Deauth is an active attack — it disrupts legitimate client connections. Only use against networks you own or have explicit authorization to test. PortShim requires --force to skip the confirmation prompt.
Modes
- Broadcast deauth — Kick all clients from all selected targets
- Targeted deauth —
--detect-clientsfirst discovers associated clients, then deauths them specifically - Dry run —
--dry-runshows the plan without sending any frames
Examples
# Deauth clients from latest targets (interactive)
portshim wireless deauth
# Deauth with client discovery first
portshim wireless deauth --detect-clients
# Send 10 deauth frames per target
portshim wireless deauth --count 10
# Agent-friendly (skip all prompts)
portshim wireless deauth --force
# Show plan only
portshim wireless deauth --dry-run
Output
Saves structured JSON to outputs/wireless/deauth-result-{timestamp}.json with per-target client counts, interface used, and deauth count.
Network Disruption Guard
PortShim's wireless pipeline is designed to never surprise you with a dropped connection. Here's how it works:
- External only — All wireless operations require an external USB adapter. Internal WiFi is never touched.

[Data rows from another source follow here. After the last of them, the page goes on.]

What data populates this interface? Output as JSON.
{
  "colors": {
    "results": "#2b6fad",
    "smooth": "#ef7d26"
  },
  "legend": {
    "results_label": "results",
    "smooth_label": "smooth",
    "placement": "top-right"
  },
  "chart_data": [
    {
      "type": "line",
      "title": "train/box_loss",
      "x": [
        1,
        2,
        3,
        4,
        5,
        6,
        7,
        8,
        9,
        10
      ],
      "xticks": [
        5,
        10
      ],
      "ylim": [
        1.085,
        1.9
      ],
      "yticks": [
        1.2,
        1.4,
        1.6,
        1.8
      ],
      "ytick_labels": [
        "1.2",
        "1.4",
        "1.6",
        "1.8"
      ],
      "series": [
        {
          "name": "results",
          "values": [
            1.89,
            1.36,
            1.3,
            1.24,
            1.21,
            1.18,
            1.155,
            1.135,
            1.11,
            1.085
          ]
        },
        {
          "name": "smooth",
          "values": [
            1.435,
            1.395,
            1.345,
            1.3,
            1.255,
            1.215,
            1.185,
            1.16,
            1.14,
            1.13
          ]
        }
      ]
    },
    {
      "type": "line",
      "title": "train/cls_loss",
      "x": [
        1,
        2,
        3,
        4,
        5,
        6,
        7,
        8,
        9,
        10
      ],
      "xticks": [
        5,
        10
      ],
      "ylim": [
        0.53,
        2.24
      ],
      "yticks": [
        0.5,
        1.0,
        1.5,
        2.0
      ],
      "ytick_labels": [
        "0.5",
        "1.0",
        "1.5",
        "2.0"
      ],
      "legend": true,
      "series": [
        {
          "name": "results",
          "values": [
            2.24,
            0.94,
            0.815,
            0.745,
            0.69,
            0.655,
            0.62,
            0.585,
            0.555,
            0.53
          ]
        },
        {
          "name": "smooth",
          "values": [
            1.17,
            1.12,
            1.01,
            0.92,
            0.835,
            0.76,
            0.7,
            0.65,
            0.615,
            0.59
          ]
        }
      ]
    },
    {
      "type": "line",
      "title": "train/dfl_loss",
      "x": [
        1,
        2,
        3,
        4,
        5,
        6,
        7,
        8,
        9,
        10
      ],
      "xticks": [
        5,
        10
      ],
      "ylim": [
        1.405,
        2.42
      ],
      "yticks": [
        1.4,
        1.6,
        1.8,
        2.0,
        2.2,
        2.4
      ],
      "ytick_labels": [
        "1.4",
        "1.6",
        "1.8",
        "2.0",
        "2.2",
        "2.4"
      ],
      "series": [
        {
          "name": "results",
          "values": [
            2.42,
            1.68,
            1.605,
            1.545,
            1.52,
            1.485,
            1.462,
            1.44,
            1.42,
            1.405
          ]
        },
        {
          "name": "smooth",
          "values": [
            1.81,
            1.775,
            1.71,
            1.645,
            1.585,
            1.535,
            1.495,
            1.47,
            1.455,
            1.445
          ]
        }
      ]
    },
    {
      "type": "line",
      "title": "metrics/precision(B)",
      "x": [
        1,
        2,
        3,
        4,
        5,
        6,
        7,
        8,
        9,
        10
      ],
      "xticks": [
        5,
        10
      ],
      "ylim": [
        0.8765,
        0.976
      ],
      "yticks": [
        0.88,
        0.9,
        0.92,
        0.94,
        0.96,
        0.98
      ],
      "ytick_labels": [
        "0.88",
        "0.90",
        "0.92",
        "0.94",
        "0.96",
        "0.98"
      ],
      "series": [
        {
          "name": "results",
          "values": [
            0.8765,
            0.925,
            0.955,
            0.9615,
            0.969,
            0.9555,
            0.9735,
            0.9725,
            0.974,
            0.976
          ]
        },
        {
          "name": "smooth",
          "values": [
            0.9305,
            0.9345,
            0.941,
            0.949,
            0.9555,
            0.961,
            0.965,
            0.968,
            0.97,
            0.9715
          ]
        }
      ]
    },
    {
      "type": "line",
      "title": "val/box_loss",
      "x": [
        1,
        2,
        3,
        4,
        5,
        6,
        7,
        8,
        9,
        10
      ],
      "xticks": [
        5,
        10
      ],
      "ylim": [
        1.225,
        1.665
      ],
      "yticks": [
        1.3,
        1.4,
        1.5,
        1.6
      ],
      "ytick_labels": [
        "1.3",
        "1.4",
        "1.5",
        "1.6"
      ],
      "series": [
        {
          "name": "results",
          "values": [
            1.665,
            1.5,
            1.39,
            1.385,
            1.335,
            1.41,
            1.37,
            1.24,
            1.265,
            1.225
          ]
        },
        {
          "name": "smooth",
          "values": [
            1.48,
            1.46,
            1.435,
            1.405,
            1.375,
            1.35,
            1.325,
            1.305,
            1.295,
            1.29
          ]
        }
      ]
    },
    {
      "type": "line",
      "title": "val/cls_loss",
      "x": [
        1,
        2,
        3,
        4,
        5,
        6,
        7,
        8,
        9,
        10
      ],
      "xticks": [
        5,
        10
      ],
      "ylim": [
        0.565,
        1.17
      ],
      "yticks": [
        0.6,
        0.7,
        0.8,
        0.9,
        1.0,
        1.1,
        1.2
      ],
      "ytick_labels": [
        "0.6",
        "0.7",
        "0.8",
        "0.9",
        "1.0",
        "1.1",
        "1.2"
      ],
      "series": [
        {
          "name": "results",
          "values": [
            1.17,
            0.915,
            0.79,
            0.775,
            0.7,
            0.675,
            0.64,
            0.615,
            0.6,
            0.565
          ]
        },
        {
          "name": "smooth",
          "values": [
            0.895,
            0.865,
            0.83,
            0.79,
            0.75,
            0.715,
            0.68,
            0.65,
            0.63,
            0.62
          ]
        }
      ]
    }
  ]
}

- --force override — Skip interactive prompts for agent-friendly automation.
- Interface restoration — After any monitor mode operation, PortShim restores the interface to managed mode, unblocks NetworkManager, and attempts to reconnect to your Wi-Fi network.
- Agent-friendly — All prompts are skipped with
--force, making the pipeline safe for AI-agent orchestration.
Hardware Requirements
An external USB WiFi adapter is required. Internal laptop Wi-Fi adapters are never used — PortShim exits with a clear error if no external adapter is detected. This prevents accidental network disruption during testing.
Recommended adapter:
An external adapter appears as a second wireless interface (e.g. wlan1). PortShim requires an external adapter and uses it for full-mode scanning without disrupting your network connection on wlan0.
Agent Integration
The entire wireless pipeline is agent-friendly. It works with Hermes Agent, Claude Code, Codex, or any CLI-capable AI assistant. The --force flag skips all interactive prompts, allowing an agent to run the full scan → select → assess workflow autonomously while reporting status at each step.
Since internal WiFi is never used, an agent can safely run wireless operations without risk of dropping the host's network connection.